Sus métodos eran tan sofisticados que muchas de sus víctimas no sospechaban nada hasta que intentaban ejercer sus supuestos derechos de propiedad. En uno de sus golpes más audaces, Parker llegó a vender el Puente de Brooklyn a un empresario que intentó instalar un peaje el mismo día de la compra, solo para ser arrestado por la policía.

La caída de un estafador

A pesar de su habilidad para el engaño, la suerte de Parker finalmente se agotó. Fue arrestado en múltiples ocasiones, y en 1928, fue condenado a cadena perpetua por fraude. Pasó el resto de su vida en la prisión de Sing Sing, donde murió en 1936.

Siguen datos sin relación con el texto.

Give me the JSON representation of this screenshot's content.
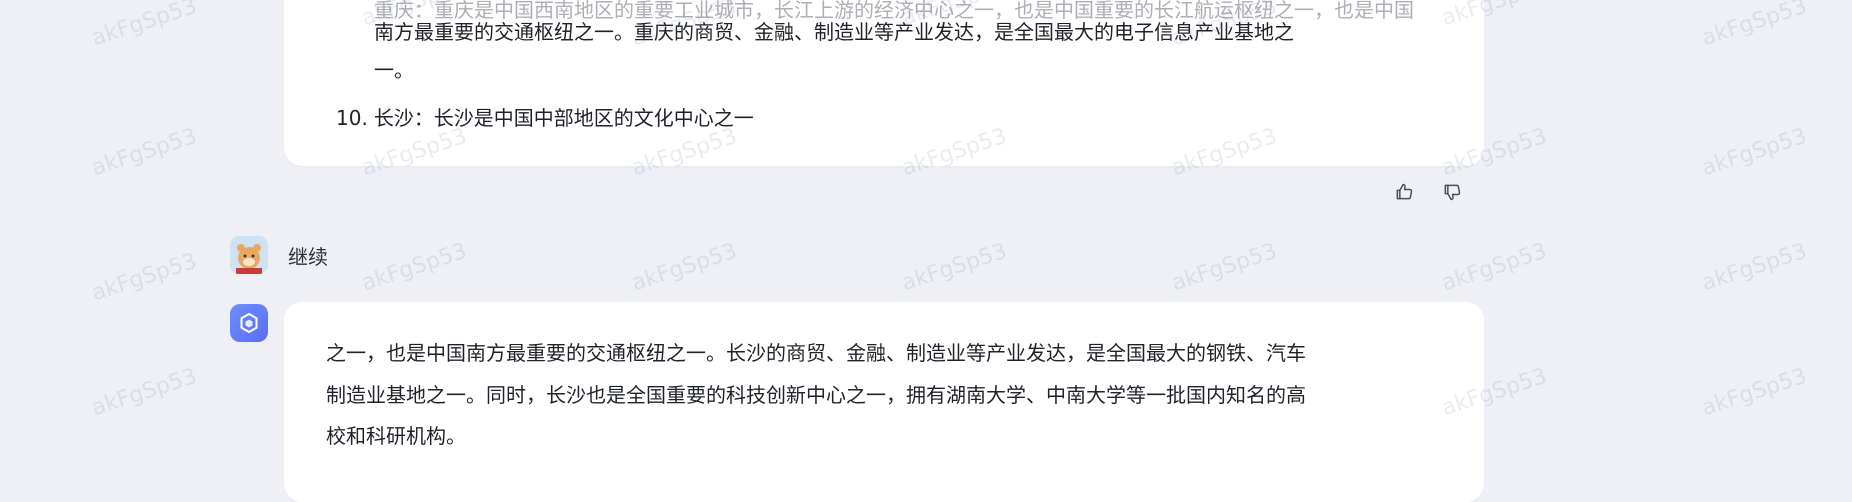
{
  "previous_answer": {
    "partial_line_top": "重庆：重庆是中国西南地区的重要工业城市，长江上游的经济中心之一，也是中国重要的长江航运枢纽之一，也是中国",
    "line1": "南方最重要的交通枢纽之一。重庆的商贸、金融、制造业等产业发达，是全国最大的电子信息产业基地之",
    "line2": "一。",
    "list_item_10_number": "10.",
    "list_item_10_text": "长沙：长沙是中国中部地区的文化中心之一"
  },
  "feedback": {
    "like_icon": "thumbs-up-icon",
    "dislike_icon": "thumbs-down-icon"
  },
  "user_message": {
    "text": "继续"
  },
  "bot_answer": {
    "line1": "之一，也是中国南方最重要的交通枢纽之一。长沙的商贸、金融、制造业等产业发达，是全国最大的钢铁、汽车",
    "line2": "制造业基地之一。同时，长沙也是全国重要的科技创新中心之一，拥有湖南大学、中南大学等一批国内知名的高",
    "line3": "校和科研机构。"
  },
  "watermark": {
    "text": "akFgSp53"
  },
  "colors": {
    "background": "#eef0f6",
    "card": "#ffffff",
    "bot_avatar": "#5c6cf5"
  }
}
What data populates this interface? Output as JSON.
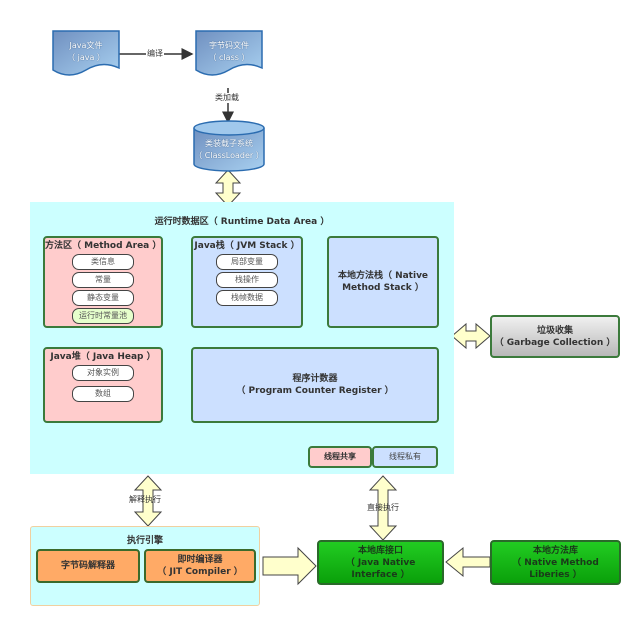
{
  "source_files": {
    "java_file": {
      "line1": "Java文件",
      "line2": "（ java ）"
    },
    "class_file": {
      "line1": "字节码文件",
      "line2": "（ class ）"
    },
    "compile_label": "编译",
    "class_load_label": "类加载"
  },
  "class_loader": {
    "line1": "类装载子系统",
    "line2": "（ ClassLoader ）"
  },
  "runtime_data_area": {
    "title": "运行时数据区（ Runtime Data Area ）",
    "method_area": {
      "title": "方法区（ Method Area ）",
      "items": [
        "类信息",
        "常量",
        "静态变量",
        "运行时常量池"
      ]
    },
    "jvm_stack": {
      "title": "Java栈（ JVM Stack ）",
      "items": [
        "局部变量",
        "栈操作",
        "栈帧数据"
      ]
    },
    "native_method_stack": {
      "line1": "本地方法栈（ Native",
      "line2": "Method Stack ）"
    },
    "java_heap": {
      "title": "Java堆（ Java Heap ）",
      "items": [
        "对象实例",
        "数组"
      ]
    },
    "program_counter": {
      "line1": "程序计数器",
      "line2": "（ Program Counter Register ）"
    },
    "legend": {
      "shared": "线程共享",
      "private": "线程私有"
    }
  },
  "garbage_collection": {
    "line1": "垃圾收集",
    "line2": "（ Garbage Collection ）"
  },
  "interpret_label": "解释执行",
  "direct_exec_label": "直接执行",
  "execution_engine": {
    "title": "执行引擎",
    "bytecode_interpreter": "字节码解释器",
    "jit": {
      "line1": "即时编译器",
      "line2": "（ JIT Compiler ）"
    }
  },
  "jni": {
    "line1": "本地库接口",
    "line2": "（ Java Native",
    "line3": "Interface ）"
  },
  "native_libs": {
    "line1": "本地方法库",
    "line2": "（ Native Method",
    "line3": "Liberies ）"
  },
  "colors": {
    "runtime_bg": "#ccffff",
    "shared": "#ffcccc",
    "private": "#cce0ff",
    "engine_part": "#ffaa66",
    "native": "#22cc22",
    "arrow_fill": "#ffffcc"
  }
}
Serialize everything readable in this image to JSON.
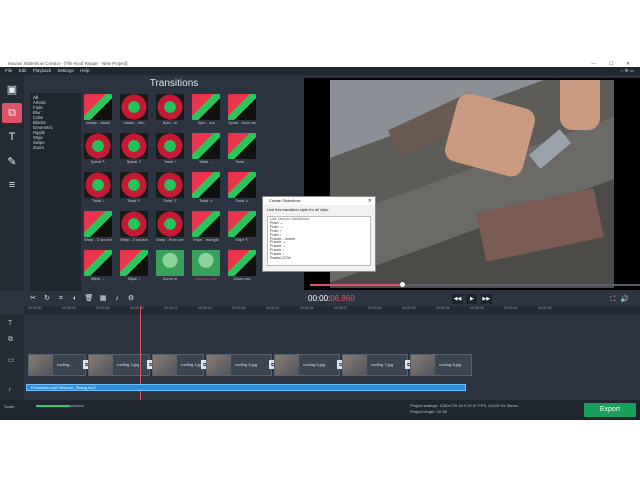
{
  "window": {
    "title": "Movavi Slideshow Creator - [Tile Roof Repair - New Project]",
    "menu": [
      "File",
      "Edit",
      "Playback",
      "Settings",
      "Help"
    ]
  },
  "panel": {
    "title": "Transitions",
    "categories": [
      "All",
      "Artistic",
      "Fade",
      "Blur",
      "Cube",
      "Blocks",
      "Geometric",
      "Ripple",
      "Wipe",
      "Swipe",
      "Zoom"
    ],
    "selected_category": "All",
    "tiles": [
      {
        "label": "Intake - black",
        "style": "v2"
      },
      {
        "label": "Intake - thin",
        "style": "v1"
      },
      {
        "label": "Spin - in",
        "style": "v1"
      },
      {
        "label": "Spin - out",
        "style": "v2"
      },
      {
        "label": "Spiral - from center",
        "style": "v2"
      },
      {
        "label": "Spiral ↖",
        "style": "v1"
      },
      {
        "label": "Spiral ↗",
        "style": "v1"
      },
      {
        "label": "Twist ↑",
        "style": "v1"
      },
      {
        "label": "Twist ←",
        "style": "v2"
      },
      {
        "label": "Twist →",
        "style": "v2"
      },
      {
        "label": "Twist ↓",
        "style": "v1"
      },
      {
        "label": "Twist ↖",
        "style": "v1"
      },
      {
        "label": "Twist ↗",
        "style": "v1"
      },
      {
        "label": "Twist ↘",
        "style": "v2"
      },
      {
        "label": "Twist ↙",
        "style": "v2"
      },
      {
        "label": "Warp - 2 sources →",
        "style": "v2"
      },
      {
        "label": "Warp - 3 sources →",
        "style": "v1"
      },
      {
        "label": "Warp - from center",
        "style": "v1"
      },
      {
        "label": "Wipe - triangle",
        "style": "v2"
      },
      {
        "label": "Wipe ↖",
        "style": "v2"
      },
      {
        "label": "Wipe →",
        "style": "v2"
      },
      {
        "label": "Wipe ↓",
        "style": "v2"
      },
      {
        "label": "Zoom in",
        "style": "v3"
      },
      {
        "label": "Zoom in-out",
        "style": "v3"
      },
      {
        "label": "Zoom out",
        "style": "v2"
      }
    ]
  },
  "dialog": {
    "title": "Create Slideshow",
    "description": "Use this transition style for all clips:",
    "options": [
      "Use random transitions",
      "Push ←",
      "Push →",
      "Push ↑",
      "Push ↓",
      "Puzzle - corner",
      "Puzzle ←",
      "Puzzle →",
      "Puzzle ↓",
      "Puzzle ↑",
      "Radial CCW"
    ]
  },
  "playback": {
    "time_main": "00:00:",
    "time_ms": "06.860",
    "progress": 0.28
  },
  "timeline": {
    "ruler": [
      "00:00:00",
      "00:00:03",
      "00:00:06",
      "00:00:09",
      "00:00:12",
      "00:00:15",
      "00:00:18",
      "00:00:21",
      "00:00:24",
      "00:00:27",
      "00:00:30",
      "00:00:33",
      "00:00:36",
      "00:00:39",
      "00:00:42",
      "00:00:45"
    ],
    "clips": [
      "roofing...",
      "roofing 3.jpg",
      "roofing 4.jpg",
      "roofing 5.jpg",
      "roofing 6.jpg",
      "roofing 7.jpg",
      "roofing 8.jpg"
    ],
    "audio_label": "Fiximacher.mp3 Rickover_Sliding.mp3"
  },
  "status": {
    "scale_label": "Scale:",
    "zoom_level": 0.7,
    "project_settings": "Project settings:  1280x720 16:9 29.97 FPS, 44100 Hz Stereo",
    "project_length": "Project length:  00:38",
    "export_label": "Export"
  },
  "colors": {
    "accent": "#e0546a",
    "export": "#19a05a",
    "audio": "#2d8fd9"
  }
}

El legado de Parker perdura como un recordatorio de los extremos a los que pueden llegar los estafadores y la importancia de la vigilancia y la desconfianza saludable en el mundo de los negocios. Sus estafas no solo expusieron la credulidad humana, sino también la necesidad de verificar y cuestionar la autenticidad de las ofertas demasiado buenas para ser verdad.

Lecciones de historia

La historia de George C. Parker sigue siendo relevante hoy en día, en una era donde el fraude y las estafas continúan evolucionando con la tecnología. Aunque los métodos de los estafadores han cambiado, la esencia del engaño sigue siendo la misma. Parker, con su audacia y creatividad, nos recuerda que siempre debemos estar atentos y ser críticos ante las ofertas que parecen demasiado buenas para ser reales.

En la actualidad, su nombre es sinónimo de audacia y engaño, un recordatorio de que, en el mundo de las estafas, incluso los más brillantes pueden caer.